TrackML was a Kaggle competition in 2018 with $25 000 in cash prizes where the challenge was to reconstruct particle tracks from 3D points left in silicon detectors. CERN (the European Organization for Nuclear Research) provided data over particles collision events. The rate at which they occur over there is in the neighborhood of hundreds of millions of collisions per second, or tens of petabytes per year. There is a clear need to be as efficient as possible when sifting through such an amount of data, and this is where machine learning methods may be of help.
Particles, in this case protons, are boosted to high energies inside the Large Hadron Collider (LHC) — each beam can reach 6.5 TeV giving a total of 13 TeV when colliding. Electromagnetic fields are used to accelerate the electrically charged protons in a 27 kilometers long loop. When the proton beams collide they produce a diverse set of subatomic byproducts which quickly decay, holding valuable information for some of the most fundamental questions in physics.

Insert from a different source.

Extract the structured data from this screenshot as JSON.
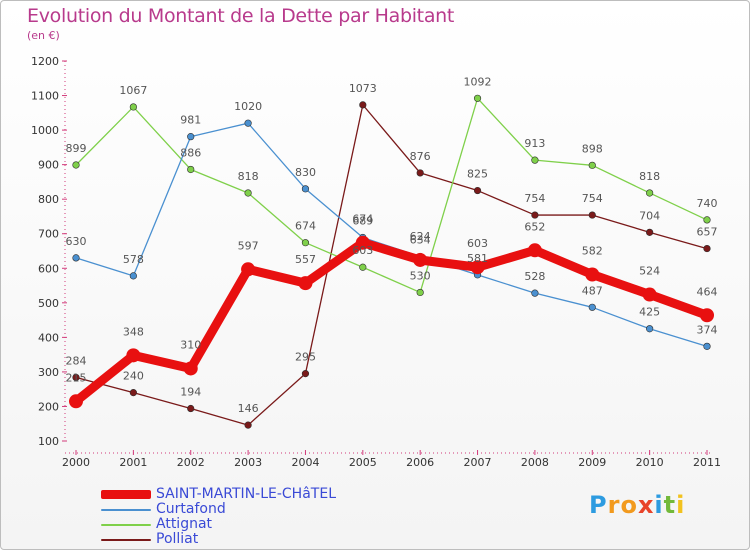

Detectors are made of layers upon layers of subdetectors, each designed to look for specific particles or properties. There are calorimeters that measure energy, particle-identification detectors to pin down what kind of particle it is and tracking devices to calculate the path of a particle. [1] We are of course interested in the tracking, tiny electrical signals are recorded as particles move through those types of detectors. What I will discuss is methods to reconstruct these recorded patterns of tracks, specifically algorithms involving machine learning.